As mentioned in the literature, 82 volatile components were isolated by GC-MS, and five constituents of ZWD were qualified by HPLC [22, 23]. In these components, total glucoside of paeony has inductive effects on CYP1A2 and CYP2C9 enzyme activities [21]; ginger extract could inhibit the CYP2C19 and CYP1A2 enzyme activities [24, 25]; and Aconiti Lateralis Radix Praeparata has effects on various CYP450 enzyme activities, such as CYP3A, CYP2D, and CYP1A2 [26]. Interestingly, our study demonstrated that ZWD has no effect on CYP1A2, CYP2B1, CYP2C7, and CYP2D2. Basically, similar to the compatibility mechanism of the Siwu decoction, we hypothesized that due to the different effects of the ZWD components on metabolic enzymes, the interaction between them makes the integrated effects inconsistent with the individual contribution [27]. The results imply that the clinical use of ZWD is better than a single herb, showing the superior compatibility of Chinese medicine formulas.

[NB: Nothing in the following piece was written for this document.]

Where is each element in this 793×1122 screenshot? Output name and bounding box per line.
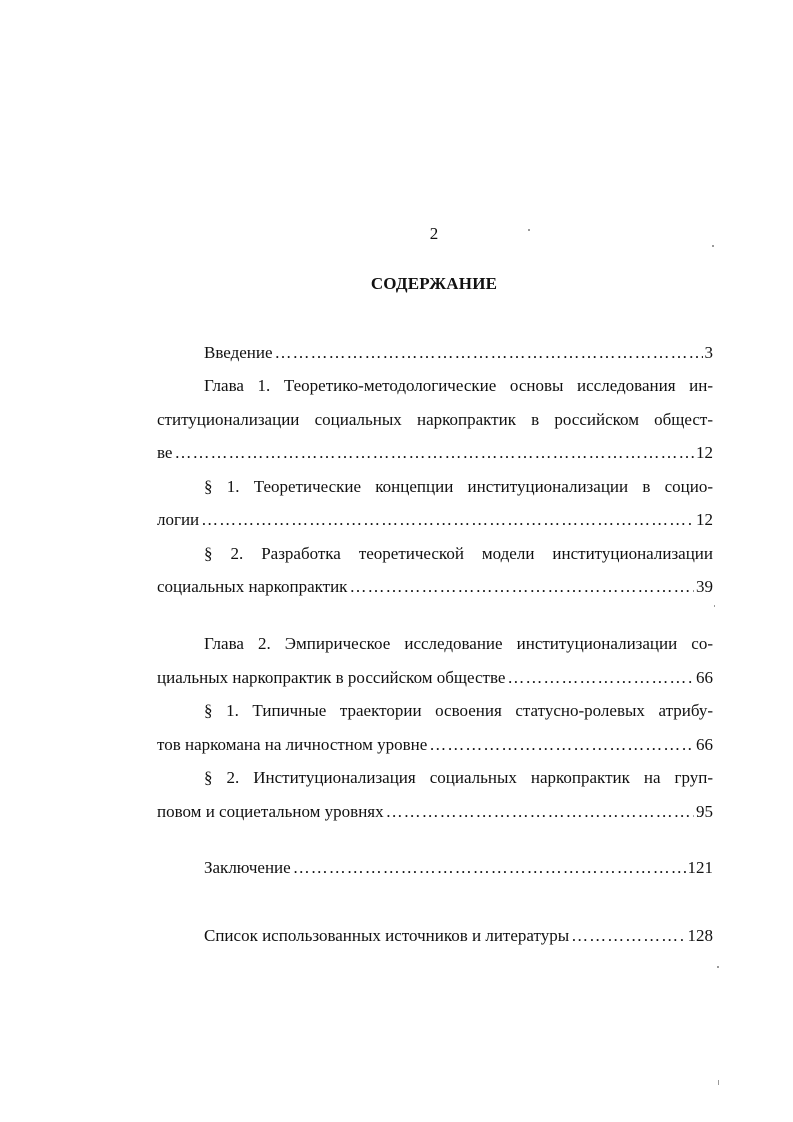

4.3. Potential Mechanism of ZWD Effects on CYP2C6, CYP2C11, and CYP3A1

In vivo, CYP3A accounts for about 40% of the total liver P450 enzymes and mediates 50-60% clinical drug metabolism such as erythromycin, nimodipine, and lidocaine [28]. CYP2C occupies about 20% of the total P450 enzymes and mediates the hydroxylation metabolism reaction of losartan, toluene sulfonamide, and other drugs [29, 30]. Studies have shown that Poria cocos aqueous extract can significantly increase the CYP2C6, CYP2B1, and CYP3A1 activities and upregulate their mRNA expressions [5]. What's more, both Poria cocos and Aconiti Lateralis Radix can induce pregnane X receptor (PXR) activation and further mediate the transcription and expression of CYP3A4 [31, 32]. However, whether they induce CYP3A1 activity by activating PXR and showing synergy is unclear. Additional identification is needed. In addition, based on the above studies, the drug's regulation of enzyme activities at a stage independent of transcription, translation, and posttranslational protein modification may explain why high-dose ZWD induced CYP2C6 and CYP3A1 activities but upregulated mRNA expression. Taken together, the core finding of this experiment is that dose adjustment and HDI risk should be taken into consideration when ZWD is used with drugs metabolized by CYP2C6, CYP2C11, and CYP3A1. Meanwhile, V of diclofenac, omeprazole, and midazolam exceeded the total fluid volume, indicating that they are easily ingested into tissues. The concentration of drug in tissues, therefore, also needs to be monitored clinically in real time. Notably, T1/2 of midazolam was significantly decreased, CL was consistent with it, V is constant, and the metabolic process of midazolam conforms to the nonlinear pharmacokinetic model.

5. Conclusion

In summary, this dissertation was undertaken to evaluate the effects of ZWD on the activities and mRNA expressions of seven CYP450 enzymes by using a cocktail method. The method has proven to be sensitive, efficient, and reliable. Pharmacokinetic profile analysis shows that when ZWD is coadministrated with drugs metabolized by CYP2C6, CYP2C11, and CYP3A1, not only should the potential herb-drug interactions (HDIs) be observed but the dosage adjustment and tissue drug concentration should also be considered. Furthermore, the above approach can be applied to study the importance of gender, age, and disease factors to HDI prediction.